Mascherina e distanziamento sono obbligatorie anche in biblioteca, al cinema o per seguire eventi culturali ma senza green pass non si entra. «Bisogna che tutti noi ci sforziamo di fare passare il messaggio giusto: il green pass è la precondizione per poter fare una vita di comunità – afferma il direttore di Confesercenti Giancarlo Corzani – Se questa è la regola per stare insieme bisogna imparare a rispettarla. Non si capisce perché si possa stare in una chiesa chiusa senza green pass, mentre si pongono regole diverse per altri contesti».
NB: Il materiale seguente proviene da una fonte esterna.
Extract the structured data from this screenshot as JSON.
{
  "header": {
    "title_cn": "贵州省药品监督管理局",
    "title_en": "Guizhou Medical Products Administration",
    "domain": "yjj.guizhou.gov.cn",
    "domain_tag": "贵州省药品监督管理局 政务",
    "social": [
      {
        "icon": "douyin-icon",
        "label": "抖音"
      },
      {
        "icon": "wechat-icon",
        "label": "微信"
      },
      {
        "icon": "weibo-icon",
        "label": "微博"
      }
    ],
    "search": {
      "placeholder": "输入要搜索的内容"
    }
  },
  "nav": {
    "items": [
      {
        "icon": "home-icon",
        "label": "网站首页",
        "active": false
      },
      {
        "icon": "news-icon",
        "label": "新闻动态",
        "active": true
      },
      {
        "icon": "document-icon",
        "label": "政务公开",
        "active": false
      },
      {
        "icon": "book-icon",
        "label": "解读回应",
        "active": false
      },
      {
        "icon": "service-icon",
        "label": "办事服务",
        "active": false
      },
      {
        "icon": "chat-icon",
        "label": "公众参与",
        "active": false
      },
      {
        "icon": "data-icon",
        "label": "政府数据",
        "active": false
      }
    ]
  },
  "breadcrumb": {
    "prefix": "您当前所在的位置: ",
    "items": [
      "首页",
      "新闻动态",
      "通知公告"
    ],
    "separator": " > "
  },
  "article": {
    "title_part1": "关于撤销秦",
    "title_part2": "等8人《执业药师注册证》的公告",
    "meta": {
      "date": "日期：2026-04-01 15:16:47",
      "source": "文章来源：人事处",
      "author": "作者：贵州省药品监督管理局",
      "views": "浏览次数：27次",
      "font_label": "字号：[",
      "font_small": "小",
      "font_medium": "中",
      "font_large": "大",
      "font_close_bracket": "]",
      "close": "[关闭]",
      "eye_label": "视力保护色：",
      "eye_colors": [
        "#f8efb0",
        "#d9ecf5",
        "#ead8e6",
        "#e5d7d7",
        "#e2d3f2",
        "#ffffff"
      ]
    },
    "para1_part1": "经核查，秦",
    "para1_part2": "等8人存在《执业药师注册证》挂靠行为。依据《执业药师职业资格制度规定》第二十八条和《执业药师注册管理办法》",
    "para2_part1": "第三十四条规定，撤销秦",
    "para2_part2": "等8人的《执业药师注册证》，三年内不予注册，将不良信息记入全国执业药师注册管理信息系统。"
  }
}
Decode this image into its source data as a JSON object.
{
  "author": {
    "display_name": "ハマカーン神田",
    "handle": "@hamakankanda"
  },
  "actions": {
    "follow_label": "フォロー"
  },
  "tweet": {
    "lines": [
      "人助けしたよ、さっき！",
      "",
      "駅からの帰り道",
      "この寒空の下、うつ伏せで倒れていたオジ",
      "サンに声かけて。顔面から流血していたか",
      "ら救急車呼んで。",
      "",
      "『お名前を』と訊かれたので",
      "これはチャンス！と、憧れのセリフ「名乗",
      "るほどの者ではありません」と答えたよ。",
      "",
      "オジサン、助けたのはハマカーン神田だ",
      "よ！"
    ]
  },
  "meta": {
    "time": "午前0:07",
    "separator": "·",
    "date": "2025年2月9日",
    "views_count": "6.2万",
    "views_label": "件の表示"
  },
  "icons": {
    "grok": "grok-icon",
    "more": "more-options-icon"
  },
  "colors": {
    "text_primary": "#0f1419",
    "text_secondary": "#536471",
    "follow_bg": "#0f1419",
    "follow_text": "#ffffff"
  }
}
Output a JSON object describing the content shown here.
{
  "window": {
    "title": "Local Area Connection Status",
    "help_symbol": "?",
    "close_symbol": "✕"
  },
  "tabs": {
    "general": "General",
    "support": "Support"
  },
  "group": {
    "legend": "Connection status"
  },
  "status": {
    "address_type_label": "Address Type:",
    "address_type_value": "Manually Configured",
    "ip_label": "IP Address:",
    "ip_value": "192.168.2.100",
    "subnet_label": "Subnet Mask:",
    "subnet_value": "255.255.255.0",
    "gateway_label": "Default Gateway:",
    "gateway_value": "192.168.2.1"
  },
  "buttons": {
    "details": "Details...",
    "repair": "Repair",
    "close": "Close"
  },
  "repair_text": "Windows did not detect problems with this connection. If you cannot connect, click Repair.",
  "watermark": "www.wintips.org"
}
Opposta l’opinione del sindaco Gian Luca Zattini: «La chiesa ha sempre avuto una grande attenzione alla sicurezza e si tratta di spazi molto ampi dove non ci si ferma a fare crocchi, ma per pregare e ascoltare una funzione. Trovo che sia una scelta intelligente e opportuna quella di non aver messo l’obbligo del green pass».